O final deste ano é marcado pela eleição de Dilma, a primeira mulher a ocupar a presidência da república no Brasil. Ela, exausta por meses de campanha eleitoral e acusações de todos os tipos, venceu a eleição com a marca de ser a mãe do PAC. Nada mais emblemático. E, para completar o surrealismo brasileiro, ela escolheu a praia do Patizeiro, em Itacaré, exatamente no Sul da Bahia, para descansar. Este local fica ao lado da praia do Norte, em Ilhéus, vizinho da Lagoa Encantada e do Parque Estadual da Serra do Conduru. Dotada de extraordinária biodiversidade e com um dos mirantes mais bonitos do planeta, a região compõe o Corredor Ecológico mais significativo da Mata Atlântica, além de ser um pólo emergente de ecoturismo no Nordeste, recebendo centenas de milhares de turistas nacionais e estrangeiros, todos os anos — como Dilma este ano; Sarkozy e Carla Bruni em dezembro de 2008.

Sim, um dos últimos locais do litoral brasileiro que possui florestas preservadas e rios limpos, como o Rio Tijuípe, que ali deságua puro no Oceano Atlântico. Dilma finalmente descansou, ao menos por quatro dias. Do alto do morro em que estava hospedada viu o mar azul da Bahia, florestas, rios e cachoeiras, e muitos pássaros que cantam dia e noite, entre as árvores e palmeiras. Um descanso merecido.

A contradição é que o local escolhido para o descanso de Dilma é exatamente onde o governo federal pretende construir um complexo logístico para escoar minério de ferro, assunto precioso para a Bamin, empresa da Eurasian Natural Resources, do Cazaquistão – a ENRC. Uma mina em Caetité, com vida útil de 15 anos, viabilizaria este projeto de porto e de ferrovia até Ilhéus.

Jaques Wagner, antigo sindicalista do Pólo Petroquímico de Camaçari e ex-deputado federal que aprovou a lei que hoje protege a Mata Atlântica, foi o maior cabo eleitoral de Dilma.
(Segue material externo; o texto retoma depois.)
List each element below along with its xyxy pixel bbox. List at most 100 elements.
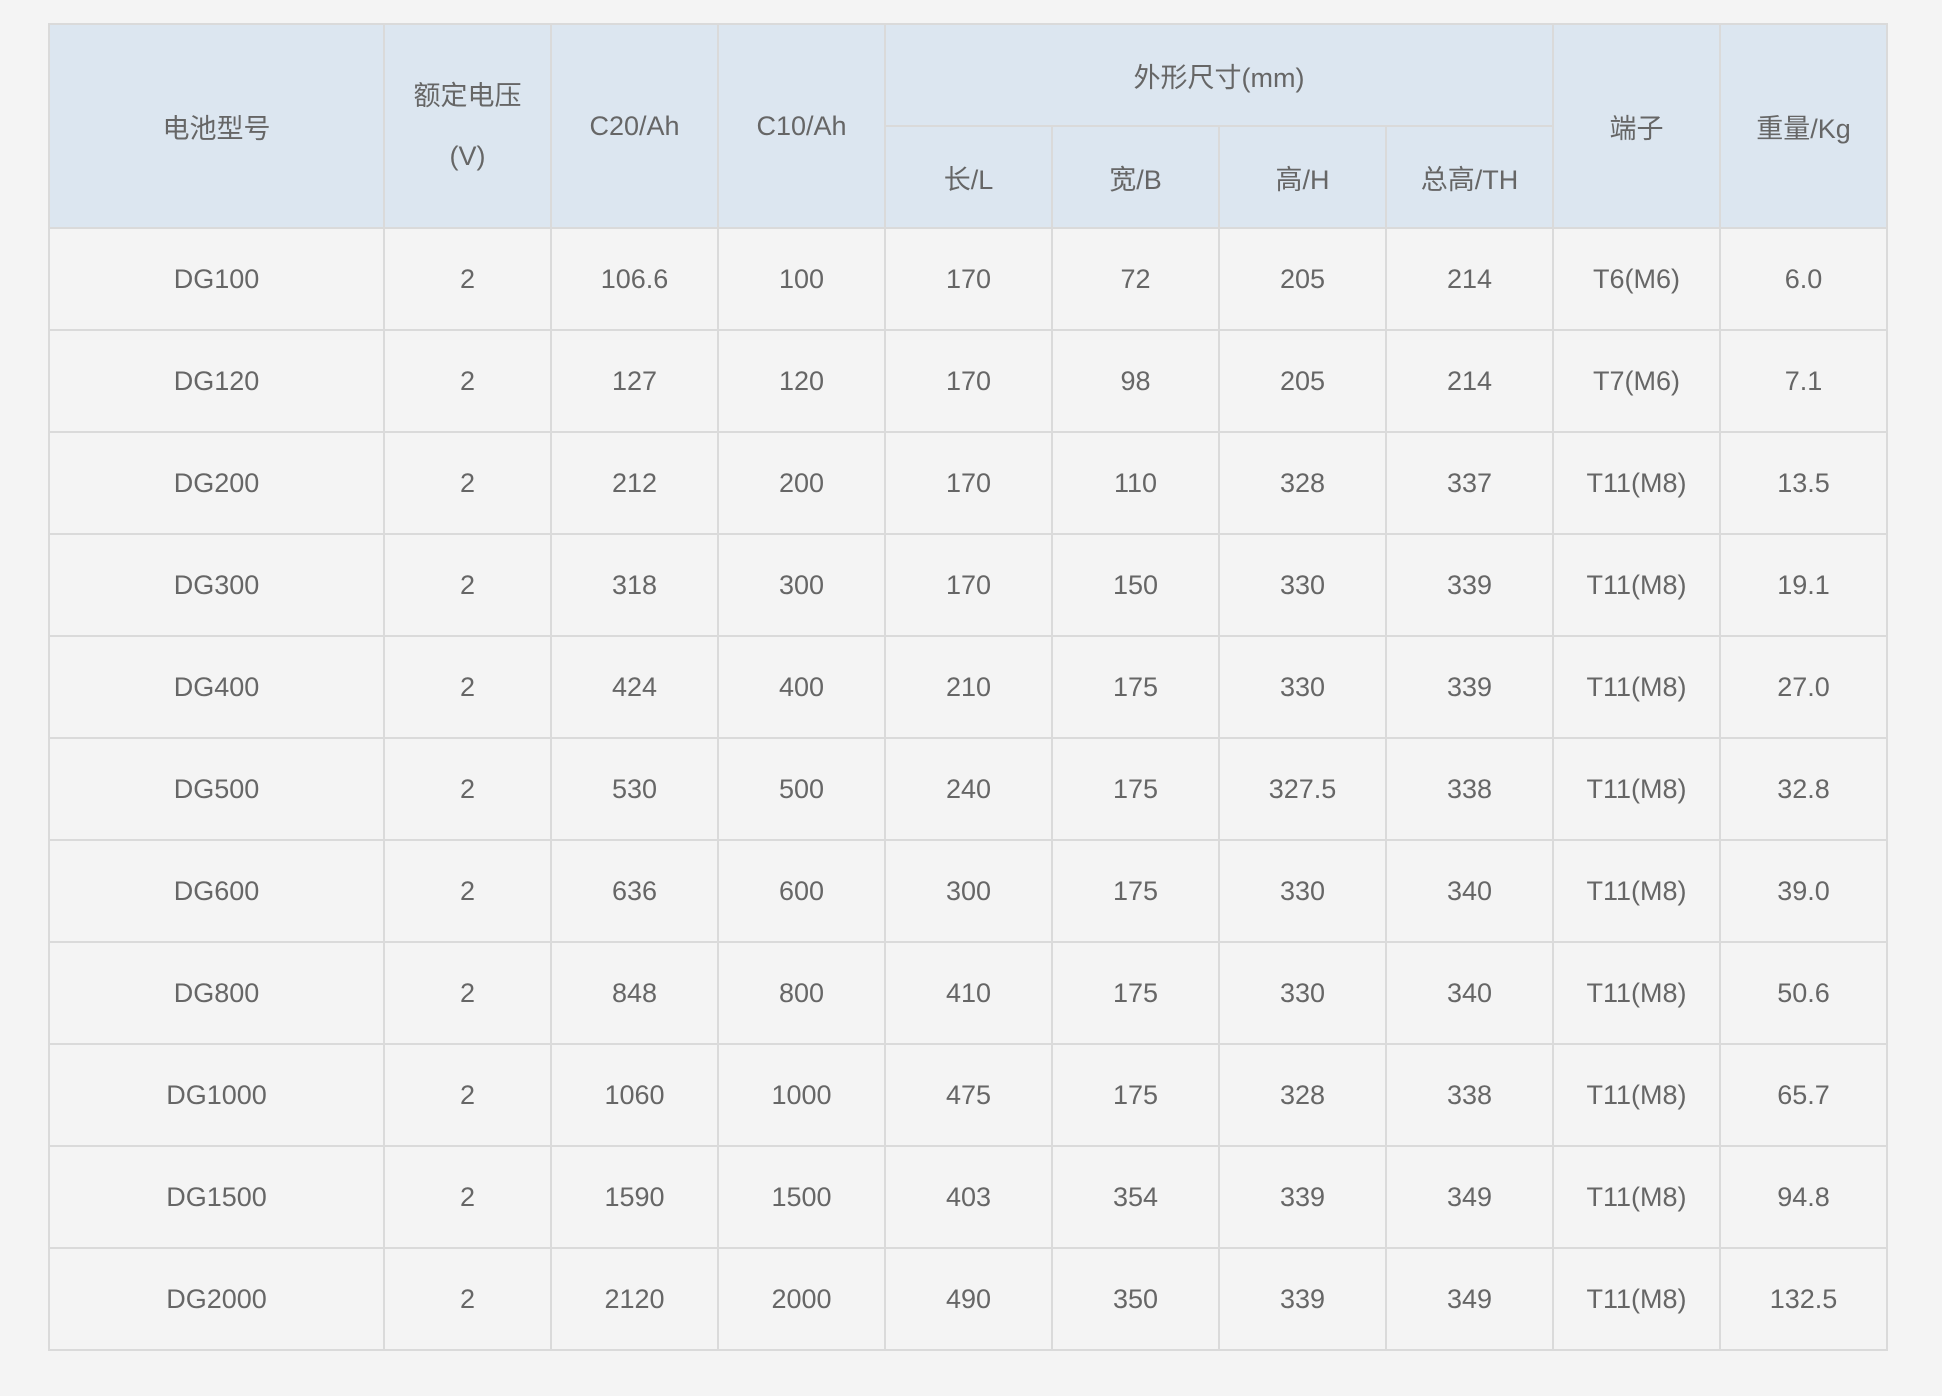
table-row: DG1000 2 1060 1000 475 175 328 338 T11(M8) 65.7 <box>48 1043 1889 1147</box>
cell-model: DG120 <box>48 329 385 433</box>
cell-terminal: T11(M8) <box>1552 1145 1722 1249</box>
cell-length: 403 <box>884 1145 1053 1249</box>
cell-model: DG600 <box>48 839 385 943</box>
cell-terminal: T11(M8) <box>1552 635 1722 739</box>
header-voltage-label: 额定电压 <box>413 81 522 111</box>
cell-c10: 2000 <box>717 1247 886 1351</box>
cell-weight: 6.0 <box>1719 227 1889 331</box>
cell-height: 330 <box>1218 941 1387 1045</box>
table-row: DG100 2 106.6 100 170 72 205 214 T6(M6) 6.0 <box>48 227 1889 331</box>
header-width: 宽/B <box>1051 125 1220 229</box>
table-row: DG600 2 636 600 300 175 330 340 T11(M8) 39.0 <box>48 839 1889 943</box>
cell-width: 175 <box>1051 839 1220 943</box>
table-body: DG100 2 106.6 100 170 72 205 214 T6(M6) 6.0 DG120 2… <box>48 227 1889 1351</box>
cell-terminal: T11(M8) <box>1552 1043 1722 1147</box>
cell-c10: 800 <box>717 941 886 1045</box>
cell-c10: 1000 <box>717 1043 886 1147</box>
cell-length: 170 <box>884 533 1053 637</box>
cell-c10: 400 <box>717 635 886 739</box>
cell-total-height: 339 <box>1384 635 1555 739</box>
header-weight: 重量/Kg <box>1719 23 1889 229</box>
cell-weight: 7.1 <box>1719 329 1889 433</box>
cell-model: DG1000 <box>48 1043 385 1147</box>
header-height: 高/H <box>1218 125 1387 229</box>
cell-c10: 100 <box>717 227 886 331</box>
cell-width: 110 <box>1051 431 1220 535</box>
cell-voltage: 2 <box>383 1145 552 1249</box>
cell-c10: 300 <box>717 533 886 637</box>
table-row: DG1500 2 1590 1500 403 354 339 349 T11(M8) 94.8 <box>48 1145 1889 1249</box>
cell-c20: 2120 <box>550 1247 719 1351</box>
cell-c10: 120 <box>717 329 886 433</box>
cell-c10: 200 <box>717 431 886 535</box>
cell-length: 170 <box>884 431 1053 535</box>
cell-voltage: 2 <box>383 1247 552 1351</box>
cell-total-height: 338 <box>1384 737 1555 841</box>
cell-total-height: 340 <box>1384 941 1555 1045</box>
cell-width: 354 <box>1051 1145 1220 1249</box>
cell-c20: 1060 <box>550 1043 719 1147</box>
cell-c20: 318 <box>550 533 719 637</box>
cell-weight: 13.5 <box>1719 431 1889 535</box>
cell-length: 170 <box>884 329 1053 433</box>
cell-weight: 132.5 <box>1719 1247 1889 1351</box>
cell-height: 330 <box>1218 839 1387 943</box>
cell-model: DG2000 <box>48 1247 385 1351</box>
cell-c20: 1590 <box>550 1145 719 1249</box>
cell-height: 328 <box>1218 431 1387 535</box>
cell-c20: 848 <box>550 941 719 1045</box>
cell-width: 72 <box>1051 227 1220 331</box>
cell-height: 327.5 <box>1218 737 1387 841</box>
table-header: 电池型号 额定电压 (V) C20/Ah C10/Ah 外形尺寸(mm) 端子 … <box>48 23 1889 229</box>
table-row: DG300 2 318 300 170 150 330 339 T11(M8) 19.1 <box>48 533 1889 637</box>
cell-height: 330 <box>1218 635 1387 739</box>
header-voltage: 额定电压 (V) <box>383 23 552 229</box>
cell-length: 475 <box>884 1043 1053 1147</box>
cell-weight: 65.7 <box>1719 1043 1889 1147</box>
cell-width: 150 <box>1051 533 1220 637</box>
cell-width: 98 <box>1051 329 1220 433</box>
battery-spec-table: 电池型号 额定电压 (V) C20/Ah C10/Ah 外形尺寸(mm) 端子 … <box>48 23 1889 1351</box>
table-row: DG200 2 212 200 170 110 328 337 T11(M8) 13.5 <box>48 431 1889 535</box>
cell-model: DG800 <box>48 941 385 1045</box>
cell-total-height: 349 <box>1384 1247 1555 1351</box>
cell-c20: 106.6 <box>550 227 719 331</box>
table-row: DG800 2 848 800 410 175 330 340 T11(M8) 50.6 <box>48 941 1889 1045</box>
cell-height: 205 <box>1218 329 1387 433</box>
cell-width: 175 <box>1051 1043 1220 1147</box>
cell-length: 240 <box>884 737 1053 841</box>
cell-height: 339 <box>1218 1247 1387 1351</box>
table-row: DG500 2 530 500 240 175 327.5 338 T11(M8) 32.8 <box>48 737 1889 841</box>
cell-voltage: 2 <box>383 737 552 841</box>
cell-voltage: 2 <box>383 941 552 1045</box>
cell-voltage: 2 <box>383 839 552 943</box>
header-c10: C10/Ah <box>717 23 886 229</box>
header-dimensions: 外形尺寸(mm) <box>883 23 1555 127</box>
cell-model: DG1500 <box>48 1145 385 1249</box>
cell-c20: 212 <box>550 431 719 535</box>
cell-total-height: 339 <box>1384 533 1555 637</box>
header-total-height: 总高/TH <box>1384 125 1555 229</box>
cell-c20: 636 <box>550 839 719 943</box>
cell-total-height: 340 <box>1384 839 1555 943</box>
cell-voltage: 2 <box>383 533 552 637</box>
cell-weight: 39.0 <box>1719 839 1889 943</box>
table-row: DG120 2 127 120 170 98 205 214 T7(M6) 7.1 <box>48 329 1889 433</box>
cell-c10: 1500 <box>717 1145 886 1249</box>
cell-weight: 32.8 <box>1719 737 1889 841</box>
cell-length: 210 <box>884 635 1053 739</box>
cell-total-height: 214 <box>1384 329 1555 433</box>
cell-model: DG300 <box>48 533 385 637</box>
cell-width: 175 <box>1051 635 1220 739</box>
cell-voltage: 2 <box>383 329 552 433</box>
cell-total-height: 337 <box>1384 431 1555 535</box>
cell-total-height: 214 <box>1384 227 1555 331</box>
cell-total-height: 338 <box>1384 1043 1555 1147</box>
cell-voltage: 2 <box>383 635 552 739</box>
cell-c20: 424 <box>550 635 719 739</box>
cell-voltage: 2 <box>383 431 552 535</box>
cell-height: 339 <box>1218 1145 1387 1249</box>
cell-length: 490 <box>884 1247 1053 1351</box>
header-c20: C20/Ah <box>550 23 719 229</box>
cell-weight: 19.1 <box>1719 533 1889 637</box>
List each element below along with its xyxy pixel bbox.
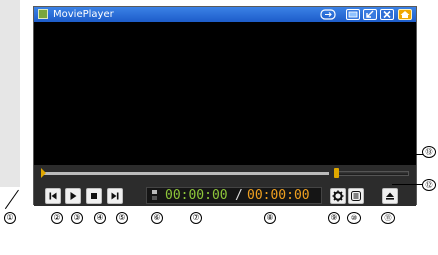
- callout-12: ⑫: [422, 179, 436, 191]
- seek-bar[interactable]: [43, 172, 329, 175]
- movie-player-window: MoviePlayer 00:00:00 / 00:00:00: [33, 6, 417, 206]
- home-icon[interactable]: [398, 9, 412, 20]
- callout-4: ④: [94, 212, 106, 224]
- callout-5: ⑤: [116, 212, 128, 224]
- time-separator: /: [235, 188, 243, 203]
- callout-8: ⑧: [264, 212, 276, 224]
- total-time: 00:00:00: [247, 188, 310, 203]
- list-icon: [351, 191, 361, 201]
- play-icon: [70, 192, 77, 200]
- callout-10: ⑩: [347, 212, 361, 224]
- display-mode-icon[interactable]: [319, 9, 337, 20]
- current-time: 00:00:00: [165, 188, 228, 203]
- time-mode-icon[interactable]: [152, 190, 157, 200]
- window-title: MoviePlayer: [53, 9, 114, 20]
- previous-button[interactable]: [45, 188, 61, 204]
- callout-2: ②: [51, 212, 63, 224]
- skip-previous-icon: [49, 192, 57, 200]
- callout-13: ⑬: [422, 146, 436, 158]
- callout-3: ③: [71, 212, 83, 224]
- screen-icon[interactable]: [346, 9, 360, 20]
- playlist-button[interactable]: [348, 188, 364, 204]
- gear-icon: [332, 190, 344, 202]
- volume-thumb[interactable]: [334, 168, 339, 178]
- settings-button[interactable]: [330, 188, 346, 204]
- video-display[interactable]: [34, 22, 416, 165]
- volume-bar[interactable]: [334, 171, 409, 176]
- stop-button[interactable]: [86, 188, 102, 204]
- app-icon: [38, 9, 48, 19]
- seek-area: [34, 165, 416, 182]
- callout-1: ①: [4, 212, 16, 224]
- skip-next-icon: [111, 192, 119, 200]
- callout-6: ⑥: [151, 212, 163, 224]
- close-icon[interactable]: [380, 9, 394, 20]
- next-button[interactable]: [107, 188, 123, 204]
- callout-11: ⑪: [381, 212, 395, 224]
- minimize-icon[interactable]: [363, 9, 377, 20]
- control-bar: 00:00:00 / 00:00:00: [34, 182, 416, 206]
- callout-9: ⑨: [328, 212, 340, 224]
- time-display: 00:00:00 / 00:00:00: [146, 187, 322, 204]
- eject-button[interactable]: [382, 188, 398, 204]
- side-panel: [0, 0, 20, 187]
- callout-7: ⑦: [190, 212, 202, 224]
- title-bar: MoviePlayer: [34, 7, 416, 22]
- stop-icon: [91, 193, 97, 199]
- seek-thumb[interactable]: [41, 168, 46, 178]
- eject-icon: [386, 192, 394, 200]
- play-button[interactable]: [65, 188, 81, 204]
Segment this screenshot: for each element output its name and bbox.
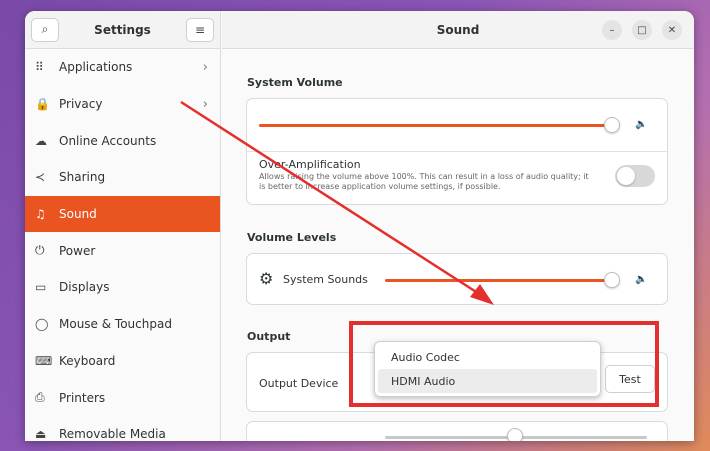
annotation-arrow (180, 100, 494, 305)
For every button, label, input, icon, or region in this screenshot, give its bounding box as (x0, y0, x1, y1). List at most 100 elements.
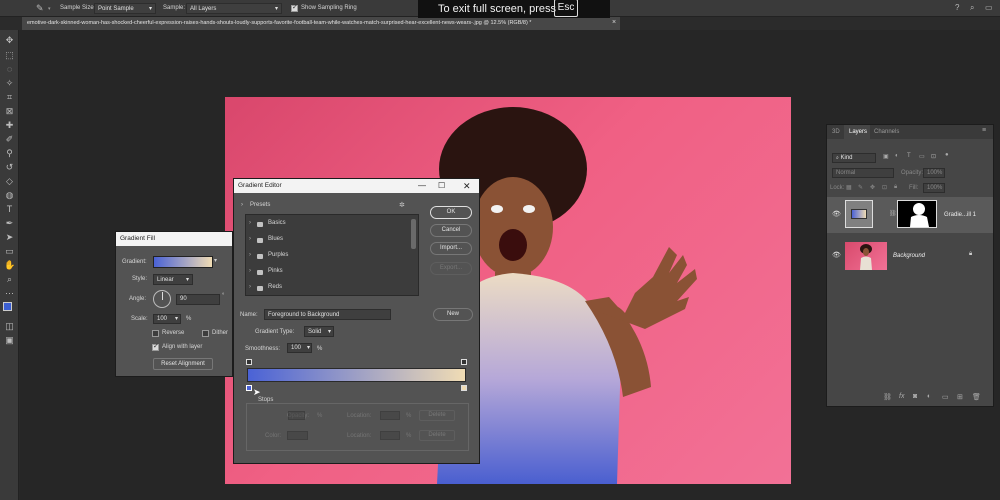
cancel-button[interactable]: Cancel (430, 224, 472, 237)
close-tab-icon[interactable]: × (612, 19, 616, 26)
angle-dial[interactable] (153, 290, 171, 308)
dither-checkbox[interactable] (202, 330, 209, 337)
tab-layers[interactable]: Layers (844, 125, 870, 139)
clone-stamp-icon[interactable]: ⚲ (4, 148, 15, 159)
tool-preset-chevron-icon[interactable]: ▾ (48, 6, 51, 12)
reverse-checkbox[interactable] (152, 330, 159, 337)
gradient-fill-thumbnail[interactable] (845, 200, 873, 228)
gradient-editor-titlebar[interactable]: Gradient Editor — ☐ ✕ (234, 179, 479, 193)
filter-adjustment-icon[interactable]: ◐ (895, 153, 899, 159)
layer-row-gradient-fill[interactable]: 👁︎ ⛓︎ Gradie...ill 1 (827, 197, 993, 233)
background-thumbnail[interactable] (845, 242, 887, 270)
lock-transparent-icon[interactable]: ▦ (846, 184, 852, 191)
filter-type-icon[interactable]: T (907, 153, 911, 159)
ok-button[interactable]: OK (430, 206, 472, 219)
brush-tool-icon[interactable]: ✐ (4, 134, 15, 145)
eraser-tool-icon[interactable]: ◇ (4, 176, 15, 187)
minimize-icon[interactable]: — (418, 179, 426, 193)
layer-row-background[interactable]: 👁︎ Background 🔒︎ (827, 240, 993, 272)
filter-toggle-icon[interactable]: ● (945, 152, 949, 158)
delete-layer-icon[interactable]: 🗑︎ (972, 393, 981, 401)
style-select[interactable]: Linear ▾ (153, 274, 193, 285)
color-stop-left[interactable] (246, 385, 252, 391)
gradient-preview-bar[interactable] (247, 368, 466, 382)
lock-all-icon[interactable]: 🔒︎ (894, 184, 897, 191)
stop-color-swatch[interactable] (287, 431, 308, 440)
filter-kind-select[interactable]: ⌕ Kind (832, 153, 876, 163)
fx-icon[interactable]: fx (899, 393, 904, 400)
filter-shape-icon[interactable]: ▭ (919, 153, 925, 160)
import-button[interactable]: Import... (430, 242, 472, 255)
preset-folder-reds[interactable]: › Reds (246, 282, 396, 294)
preset-folder-basics[interactable]: › Basics (246, 218, 396, 230)
filter-pixel-icon[interactable]: ▣ (883, 153, 889, 160)
hand-tool-icon[interactable]: ✋ (4, 260, 15, 271)
presets-scrollbar[interactable] (411, 219, 416, 249)
opacity-location-input[interactable] (380, 411, 400, 420)
new-group-icon[interactable]: ▭ (942, 393, 949, 401)
blend-mode-select[interactable]: Normal (832, 168, 894, 178)
align-with-layer-checkbox[interactable] (152, 342, 159, 351)
zoom-tool-icon[interactable]: ⌕ (4, 274, 15, 285)
presets-toggle-icon[interactable]: › (241, 202, 243, 208)
path-select-icon[interactable]: ➤ (4, 232, 15, 243)
document-tab[interactable]: emotive-dark-skinned-woman-has-shocked-c… (22, 17, 620, 30)
link-icon[interactable]: ⛓︎ (889, 210, 897, 217)
add-mask-icon[interactable]: ◙ (913, 393, 917, 400)
text-tool-icon[interactable]: T (4, 204, 15, 215)
eyedropper-icon[interactable]: ✎ (36, 3, 44, 14)
show-sampling-ring-checkbox[interactable] (291, 3, 298, 12)
screen-mode-icon[interactable]: ▣ (4, 335, 15, 346)
gradient-fill-swatch[interactable] (153, 256, 213, 268)
color-stop-right[interactable] (461, 385, 467, 391)
smoothness-input[interactable]: 100 ▾ (287, 343, 312, 353)
healing-brush-icon[interactable]: ✚ (4, 120, 15, 131)
lock-artboard-icon[interactable]: ⊡ (882, 184, 887, 191)
visibility-eye-icon[interactable]: 👁︎ (832, 251, 841, 259)
panel-menu-icon[interactable]: ≡ (982, 127, 986, 134)
preset-folder-purples[interactable]: › Purples (246, 250, 396, 262)
rectangle-tool-icon[interactable]: ▭ (4, 246, 15, 257)
foreground-color-swatch[interactable] (3, 302, 12, 311)
paint-bucket-icon[interactable]: ◍ (4, 190, 15, 201)
layer-fill-input[interactable]: 100% (923, 183, 945, 193)
help-icon[interactable]: ? (955, 3, 959, 12)
pen-tool-icon[interactable]: ✒ (4, 218, 15, 229)
more-tools-icon[interactable]: ⋯ (4, 288, 15, 299)
layer-name[interactable]: Gradie...ill 1 (944, 212, 976, 218)
chevron-down-icon[interactable]: ▾ (214, 257, 217, 264)
presets-settings-icon[interactable]: ✲ (399, 201, 405, 209)
move-tool-icon[interactable]: ✥ (4, 35, 15, 46)
search-icon[interactable]: ⌕ (970, 3, 974, 13)
layer-mask-thumbnail[interactable] (897, 200, 937, 228)
quick-mask-icon[interactable]: ◫ (4, 321, 15, 332)
gradient-fill-titlebar[interactable]: Gradient Fill (116, 232, 232, 246)
link-layers-icon[interactable]: ⛓︎ (883, 393, 892, 401)
history-brush-icon[interactable]: ↺ (4, 162, 15, 173)
new-layer-icon[interactable]: ⊞ (957, 393, 963, 401)
scale-input[interactable]: 100 ▾ (153, 314, 181, 324)
preset-folder-blues[interactable]: › Blues (246, 234, 396, 246)
delete-color-stop-button[interactable]: Delete (419, 430, 455, 441)
layer-name[interactable]: Background (893, 253, 925, 259)
opacity-stop-right[interactable] (461, 359, 467, 365)
color-location-input[interactable] (380, 431, 400, 440)
lock-image-icon[interactable]: ✎ (858, 184, 863, 191)
gradient-name-input[interactable]: Foreground to Background (264, 309, 391, 320)
preset-folder-pinks[interactable]: › Pinks (246, 266, 396, 278)
layer-opacity-input[interactable]: 100% (923, 168, 945, 178)
crop-tool-icon[interactable]: ⌗ (4, 92, 15, 103)
angle-input[interactable]: 90 (176, 294, 220, 305)
sample-select[interactable]: All Layers ▾ (186, 3, 282, 14)
new-adjustment-icon[interactable]: ◐ (927, 393, 931, 400)
maximize-icon[interactable]: ☐ (438, 179, 445, 193)
reset-alignment-button[interactable]: Reset Alignment (153, 358, 213, 370)
filter-smart-object-icon[interactable]: ⊡ (931, 153, 936, 160)
export-button[interactable]: Export... (430, 262, 472, 275)
quick-select-tool-icon[interactable]: ✧ (4, 78, 15, 89)
frame-tool-icon[interactable]: ⊠ (4, 106, 15, 117)
marquee-tool-icon[interactable]: ⬚ (4, 50, 15, 61)
tab-channels[interactable]: Channels (874, 129, 899, 135)
opacity-stop-left[interactable] (246, 359, 252, 365)
stop-opacity-input[interactable] (288, 411, 305, 420)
O atual governador baiano adotou este projeto do PAC como a mais importante obra de seu governo– em nome da geração de empregos e renda para o seu estado miserável, graças a uma parceria público e privada que ‘alavancará’ a economia baiana, integrando-a a outras regiões mais ‘dinâmicas’ da Bahia e do Brasil, como o Centro-Oeste, o eldorado da soja, o novo pau-brasil da economia nacional.

Por um capricho do destino, a mãe do PAC precisou repousar exatamente aqui , recuperando as forças para exercer a presidência a partir de 2011 – avançando com a agenda de grandes projetos de infra-estrutura, como o Porto Sul , na Lagoa Encantada, ou … refletir, como o mundo inteiro está a fazer, sobre um outro caminho para o bem estar do país e do planeta.

É possível sonhar em Dilma como a esperança de um Brasil mais doce, mais sábio, mais cuidadoso com a natureza e as vocações culturais e criativas do seu povo? Tom Jobim, nosso mais famoso músico, em uma viagem aos Estados Unidos, contou que aprendeu a arte da música com os pássaros de sua terra. Esperemos que a nova presidente tenha descoberto com eles outro jeito de governar o Brasil, oferecendo para si e para a natureza um ritmo em que a paz e o bem estar sejam o tom da vida.

*Rui Barbosa da Rocha Professor da Universidade Estadual de Santa Cruz, é diretor do Instituto Floresta Viva e membro da Rede Sul da Bahia Justo e Sustentável. Empreendedor Social Ashoka desde 2008.